The final test was carried out at the University of Birmingham

Tuckwell describes getting to this point as a huge engineering and physics challenge.

“The physics behind the sensor had been known for some time and the technology led by academics, which was developed with funding from the Department of Defense research organization Distl and the EPSRC [Engineering & Physical Sciences Research Council]was lab proven before we started,” says Tuckwell.

“We needed to understand the lessons learned during this work to build an instrument using off-the-shelf components. Then we had to develop a supply chain to deliver these components to meet performance specifications and undergo environmental testing before being integrated into an instrument where all these components worked together.

According to Tuckwell, building the sensor to be portable was beyond the scope of the project at this point – making it work outside of the lab was the primary goal.
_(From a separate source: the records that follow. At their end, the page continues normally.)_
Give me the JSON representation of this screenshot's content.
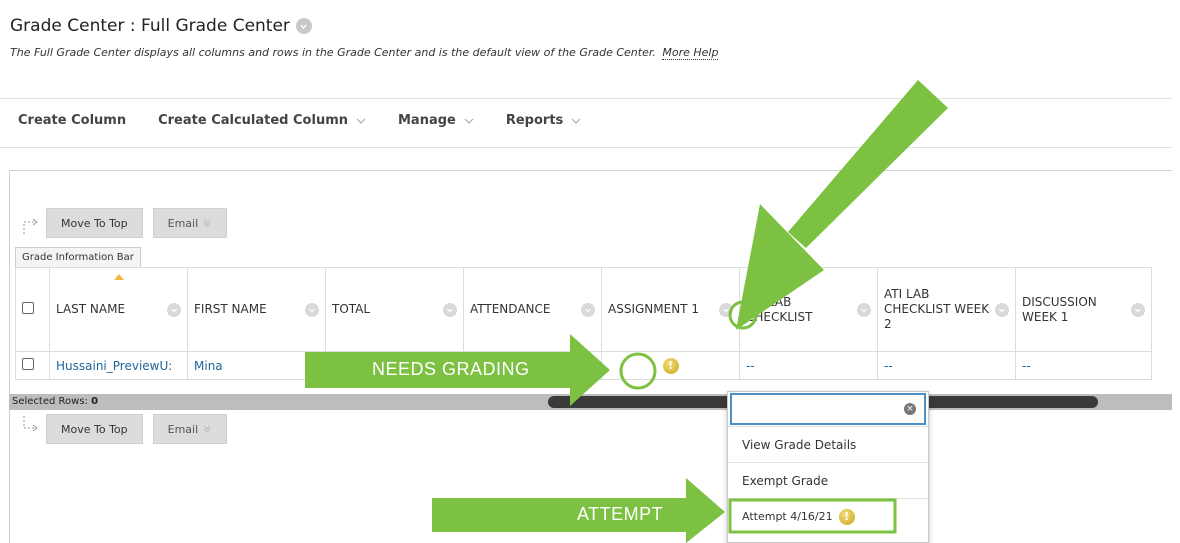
{
  "header": {
    "title": "Grade Center : Full Grade Center",
    "subtitle": "The Full Grade Center displays all columns and rows in the Grade Center and is the default view of the Grade Center.",
    "help_link": "More Help"
  },
  "action_bar": {
    "create_column": "Create Column",
    "create_calculated_column": "Create Calculated Column",
    "manage": "Manage",
    "reports": "Reports"
  },
  "toolbar": {
    "move_to_top": "Move To Top",
    "email": "Email"
  },
  "grade_info_bar": "Grade Information Bar",
  "table": {
    "columns": [
      "LAST NAME",
      "FIRST NAME",
      "TOTAL",
      "ATTENDANCE",
      "ASSIGNMENT 1",
      "ATI LAB CHECKLIST",
      "ATI LAB CHECKLIST WEEK 2",
      "DISCUSSION WEEK 1"
    ],
    "rows": [
      {
        "last_name": "Hussaini_PreviewU:",
        "first_name": "Mina",
        "total": "",
        "attendance": "",
        "assignment_1": "!",
        "ati_lab_checklist": "--",
        "ati_lab_checklist_week_2": "--",
        "discussion_week_1": "--"
      }
    ]
  },
  "selected_rows": {
    "label": "Selected Rows:",
    "count": "0"
  },
  "context_menu": {
    "search_value": "",
    "items": [
      "View Grade Details",
      "Exempt Grade",
      "Attempt 4/16/21"
    ]
  },
  "callouts": {
    "needs_grading": "NEEDS GRADING",
    "attempt": "ATTEMPT"
  },
  "colors": {
    "annotation_green": "#7dc142",
    "link_blue": "#226699",
    "needs_grading_yellow": "#d9b92c",
    "focus_blue": "#4a90c8"
  },
  "icons": {
    "needs_grading": "exclamation-circle-icon",
    "column_menu": "chevron-down-icon",
    "clear": "clear-x-icon"
  }
}
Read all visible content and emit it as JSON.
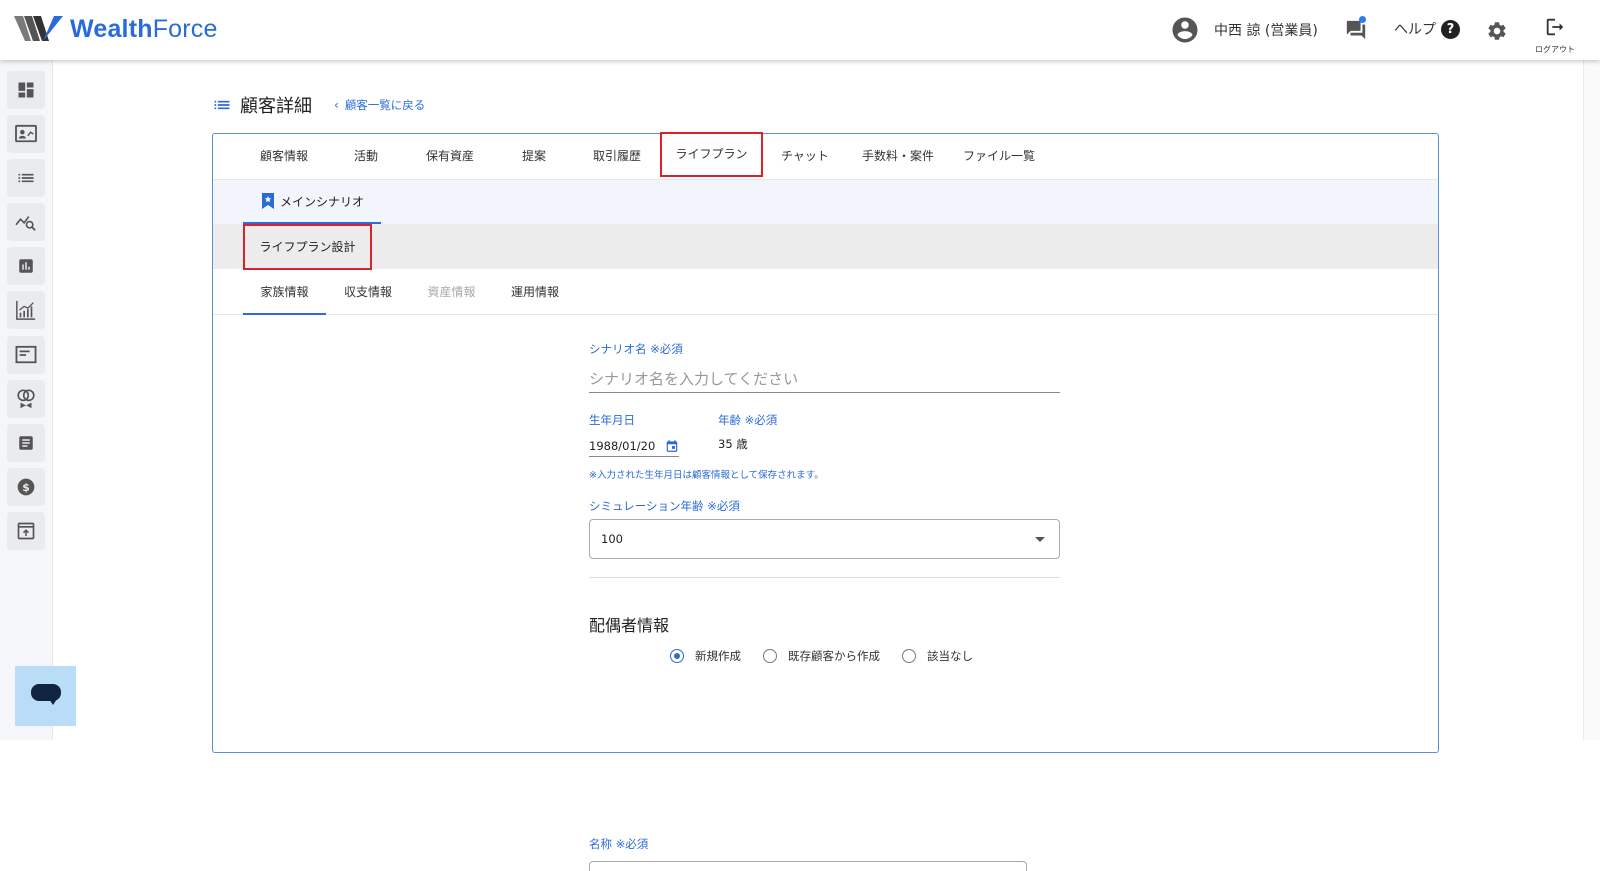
{
  "header": {
    "logo_bold": "Wealth",
    "logo_regular": "Force",
    "user_name": "中西 諒 (営業員)",
    "help_label": "ヘルプ",
    "logout_label": "ログアウト"
  },
  "sidebar": {
    "items": [
      "dashboard",
      "customer-card",
      "list",
      "analytics-search",
      "bar-chart",
      "growth-chart",
      "notice",
      "life-event",
      "document",
      "commission",
      "upload"
    ]
  },
  "page": {
    "title": "顧客詳細",
    "back_link": "顧客一覧に戻る"
  },
  "main_tabs": [
    "顧客情報",
    "活動",
    "保有資産",
    "提案",
    "取引履歴",
    "ライフプラン",
    "チャット",
    "手数料・案件",
    "ファイル一覧"
  ],
  "scenario_tab": "メインシナリオ",
  "design_button": "ライフプラン設計",
  "sub_tabs": [
    "家族情報",
    "収支情報",
    "資産情報",
    "運用情報"
  ],
  "form": {
    "scenario_label": "シナリオ名 ※必須",
    "scenario_placeholder": "シナリオ名を入力してください",
    "birth_label": "生年月日",
    "birth_value": "1988/01/20",
    "age_label": "年齢 ※必須",
    "age_value": "35 歳",
    "birth_note": "※入力された生年月日は顧客情報として保存されます。",
    "sim_age_label": "シミュレーション年齢 ※必須",
    "sim_age_value": "100",
    "spouse_title": "配偶者情報",
    "radio_options": [
      "新規作成",
      "既存顧客から作成",
      "該当なし"
    ],
    "selected_radio": "新規作成",
    "name_label": "名称 ※必須"
  },
  "colors": {
    "brand": "#2b6bd9",
    "highlight": "#d8232a",
    "chat_fab": "#b9dcf7"
  }
}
Creating a wearable design will come later, but he acknowledges that will be key to bringing the technology to market.

“At the start of the project, we thought about what would excite the industry about the technology coming – something small and portable that doesn’t measure gravity very well or something big and bulky that measures gravity. with precision,” he explains. Precision was the obvious choice.

Rigorous testing

There were five phases of testing outside the lab – known as field evaluation events – planned over the three years of the project.

“These were nerve-wracking, but essential learning events,” says Tuckwell. “During the first few, we weren’t measuring accurately, but we knew we were measuring gravity.”

Continue through system upgrades and troubleshooting and the final field evaluation test took place at the University of Birmingham grounds. The team used the Gravity Pioneer instrument to detect a utility tunnel under the site.

“It was a known structure and we were able to compare what we detected – depth and size – with the instrument with what we already knew was there,” says Tuckwell.

The results of the Gravity Pioneer were also compared to those of a conventional gravimeter. The results took a while to process, but it quickly became clear that, for the first time, there was a really clear gravity signal.

“A wave of excitement ran through the project team,” says Tuckwell.

Commenting on the success of the test, Kai Bongs, head of cold atom physics at the University of Birmingham, said: “This is an ‘Edison moment’ in detection. With this breakthrough, we have the potential to end reliance on bad records and luck as we explore, build, and repair.

Metro map

“Furthermore, an underground map of what is currently invisible is now a significant step further, ending a situation where we know more about Antarctica than what lies a few meters below our streets.”

Tuckwell adds: “The business implications of significantly improved mapping of what exists below ground level are enormous, particularly for the construction industry which is likely to see reduced costs and reduced delays in construction projects. construction, rail and road.

“There are other geophysical survey equipment that can ‘see’ below the ground surface for construction and scientific projects. But current microgravity technology is limited by a range of environmental factors, particularly vibration, and can miss devastating underground events like sinkholes.

If these limitations can be addressed by the Pioneer Gravity Sensor, surveys can become faster, more comprehensive and less expensive.

“If we can make these measurements in a grid across the entire site, then you start to build a picture of the variations in severity – and potential hazards on the ground – across the entire site,” Tuckwell says.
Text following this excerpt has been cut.